Fatima Ali-Salaam, chair of the Greater Mattapan Neighborhood Council, was similarly taken aback by the current proposal to temporarily close Circuit Drive, as well as by the prospect of some further future closure.
“It’s one thing to talk about encouraging biking and other ‘multi-modal’ uses of Circuit Drive,” Ali-Salaam said. “That’s fine — roads are supposed to be multi-modal. In this day and age, you’re supposed to be able to walk across the street safely, or bike safely, or be in a car or other vehicle safely.”
But Ali-Salaam called any move to close Circuit Drive entirely a mistake.
“Why would we want to reroute people, when people worked to get that not being the way, to make sure traffic would stay on Circuit Drive?” she asked.
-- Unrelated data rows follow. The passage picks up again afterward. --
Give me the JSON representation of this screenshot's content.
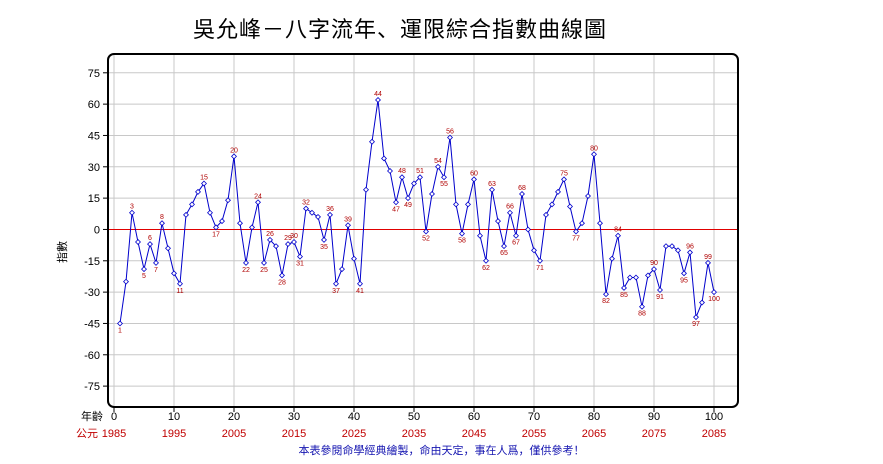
{
  "title": "吳允峰－八字流年、運限綜合指數曲線圖",
  "footer": "本表參閱命學經典繪製，命由天定，事在人爲，僅供參考！",
  "chart_data": {
    "type": "line",
    "ylabel": "指數",
    "xlabel": "年齡",
    "year_prefix": "公元",
    "xlim": [
      -1,
      104
    ],
    "ylim": [
      -85,
      84
    ],
    "x_ticks": [
      0,
      10,
      20,
      30,
      40,
      50,
      60,
      70,
      80,
      90,
      100
    ],
    "year_ticks": [
      "1985",
      "1995",
      "2005",
      "2015",
      "2025",
      "2035",
      "2045",
      "2055",
      "2065",
      "2075",
      "2085"
    ],
    "y_ticks": [
      75,
      60,
      45,
      30,
      15,
      0,
      -15,
      -30,
      -45,
      -60,
      -75
    ],
    "grid": true,
    "zero_line_color": "#e00000",
    "line_color": "#0000cc",
    "label_color": "#b00000",
    "series": [
      {
        "x": [
          1,
          2,
          3,
          4,
          5,
          6,
          7,
          8,
          9,
          10,
          11,
          12,
          13,
          14,
          15,
          16,
          17,
          18,
          19,
          20,
          21,
          22,
          23,
          24,
          25,
          26,
          27,
          28,
          29,
          30,
          31,
          32,
          33,
          34,
          35,
          36,
          37,
          38,
          39,
          40,
          41,
          42,
          43,
          44,
          45,
          46,
          47,
          48,
          49,
          50,
          51,
          52,
          53,
          54,
          55,
          56,
          57,
          58,
          59,
          60,
          61,
          62,
          63,
          64,
          65,
          66,
          67,
          68,
          69,
          70,
          71,
          72,
          73,
          74,
          75,
          76,
          77,
          78,
          79,
          80,
          81,
          82,
          83,
          84,
          85,
          86,
          87,
          88,
          89,
          90,
          91,
          92,
          93,
          94,
          95,
          96,
          97,
          98,
          99,
          100
        ],
        "y": [
          -45,
          -25,
          8,
          -6,
          -19,
          -7,
          -16,
          3,
          -9,
          -21,
          -26,
          7,
          12,
          18,
          22,
          8,
          1,
          4,
          14,
          35,
          3,
          -16,
          1,
          13,
          -16,
          -5,
          -8,
          -22,
          -7,
          -6,
          -13,
          10,
          8,
          6,
          -5,
          7,
          -26,
          -19,
          2,
          -14,
          -26,
          19,
          42,
          62,
          34,
          28,
          13,
          25,
          15,
          22,
          25,
          -1,
          17,
          30,
          25,
          44,
          12,
          -2,
          12,
          24,
          -3,
          -15,
          19,
          4,
          -8,
          8,
          -3,
          17,
          0,
          -10,
          -15,
          7,
          12,
          18,
          24,
          11,
          -1,
          3,
          16,
          36,
          3,
          -31,
          -14,
          -3,
          -28,
          -23,
          -23,
          -37,
          -22,
          -19,
          -29,
          -8,
          -8,
          -10,
          -21,
          -11,
          -42,
          -35,
          -16,
          -30
        ]
      }
    ],
    "point_labels": [
      {
        "x": 1,
        "text": "1",
        "pos": "below"
      },
      {
        "x": 3,
        "text": "3",
        "pos": "above"
      },
      {
        "x": 5,
        "text": "5",
        "pos": "below"
      },
      {
        "x": 6,
        "text": "6",
        "pos": "above"
      },
      {
        "x": 7,
        "text": "7",
        "pos": "below"
      },
      {
        "x": 8,
        "text": "8",
        "pos": "above"
      },
      {
        "x": 11,
        "text": "11",
        "pos": "below"
      },
      {
        "x": 15,
        "text": "15",
        "pos": "above"
      },
      {
        "x": 17,
        "text": "17",
        "pos": "below"
      },
      {
        "x": 20,
        "text": "20",
        "pos": "above"
      },
      {
        "x": 22,
        "text": "22",
        "pos": "below"
      },
      {
        "x": 24,
        "text": "24",
        "pos": "above"
      },
      {
        "x": 25,
        "text": "25",
        "pos": "below"
      },
      {
        "x": 26,
        "text": "26",
        "pos": "above"
      },
      {
        "x": 28,
        "text": "28",
        "pos": "below"
      },
      {
        "x": 29,
        "text": "29",
        "pos": "above"
      },
      {
        "x": 30,
        "text": "30",
        "pos": "above"
      },
      {
        "x": 31,
        "text": "31",
        "pos": "below"
      },
      {
        "x": 32,
        "text": "32",
        "pos": "above"
      },
      {
        "x": 35,
        "text": "35",
        "pos": "below"
      },
      {
        "x": 36,
        "text": "36",
        "pos": "above"
      },
      {
        "x": 37,
        "text": "37",
        "pos": "below"
      },
      {
        "x": 39,
        "text": "39",
        "pos": "above"
      },
      {
        "x": 41,
        "text": "41",
        "pos": "below"
      },
      {
        "x": 44,
        "text": "44",
        "pos": "above"
      },
      {
        "x": 47,
        "text": "47",
        "pos": "below"
      },
      {
        "x": 48,
        "text": "48",
        "pos": "above"
      },
      {
        "x": 49,
        "text": "49",
        "pos": "below"
      },
      {
        "x": 51,
        "text": "51",
        "pos": "above"
      },
      {
        "x": 52,
        "text": "52",
        "pos": "below"
      },
      {
        "x": 54,
        "text": "54",
        "pos": "above"
      },
      {
        "x": 55,
        "text": "55",
        "pos": "below"
      },
      {
        "x": 56,
        "text": "56",
        "pos": "above"
      },
      {
        "x": 58,
        "text": "58",
        "pos": "below"
      },
      {
        "x": 60,
        "text": "60",
        "pos": "above"
      },
      {
        "x": 62,
        "text": "62",
        "pos": "below"
      },
      {
        "x": 63,
        "text": "63",
        "pos": "above"
      },
      {
        "x": 65,
        "text": "65",
        "pos": "below"
      },
      {
        "x": 66,
        "text": "66",
        "pos": "above"
      },
      {
        "x": 67,
        "text": "67",
        "pos": "below"
      },
      {
        "x": 68,
        "text": "68",
        "pos": "above"
      },
      {
        "x": 71,
        "text": "71",
        "pos": "below"
      },
      {
        "x": 75,
        "text": "75",
        "pos": "above"
      },
      {
        "x": 77,
        "text": "77",
        "pos": "below"
      },
      {
        "x": 80,
        "text": "80",
        "pos": "above"
      },
      {
        "x": 82,
        "text": "82",
        "pos": "below"
      },
      {
        "x": 84,
        "text": "84",
        "pos": "above"
      },
      {
        "x": 85,
        "text": "85",
        "pos": "below"
      },
      {
        "x": 88,
        "text": "88",
        "pos": "below"
      },
      {
        "x": 90,
        "text": "90",
        "pos": "above"
      },
      {
        "x": 91,
        "text": "91",
        "pos": "below"
      },
      {
        "x": 95,
        "text": "95",
        "pos": "below"
      },
      {
        "x": 96,
        "text": "96",
        "pos": "above"
      },
      {
        "x": 97,
        "text": "97",
        "pos": "below"
      },
      {
        "x": 99,
        "text": "99",
        "pos": "above"
      },
      {
        "x": 100,
        "text": "100",
        "pos": "below"
      }
    ]
  }
}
Among other proposals that have so far left Ali-Salaam less than enthusiastic about the draft plan are renderings that appear to show an expansion of the more developed parts of Franklin Park, notably the Franklin Park Zoo, and the proximity to park facilities of supportive housing units at the site of the aging Shattuck Hospital.
“We have to understand, these changes aren’t just for the next 10 or 20 years,” Ali-Salaam said. “They’re for the next hundred.”
The Franklin Park Action Plan is available for review online at franklinparkactionplan.com along with an electronic form to collect public input. City officials say they will be collecting feedback for a 60-day comment period ending Feb. 10, 2023.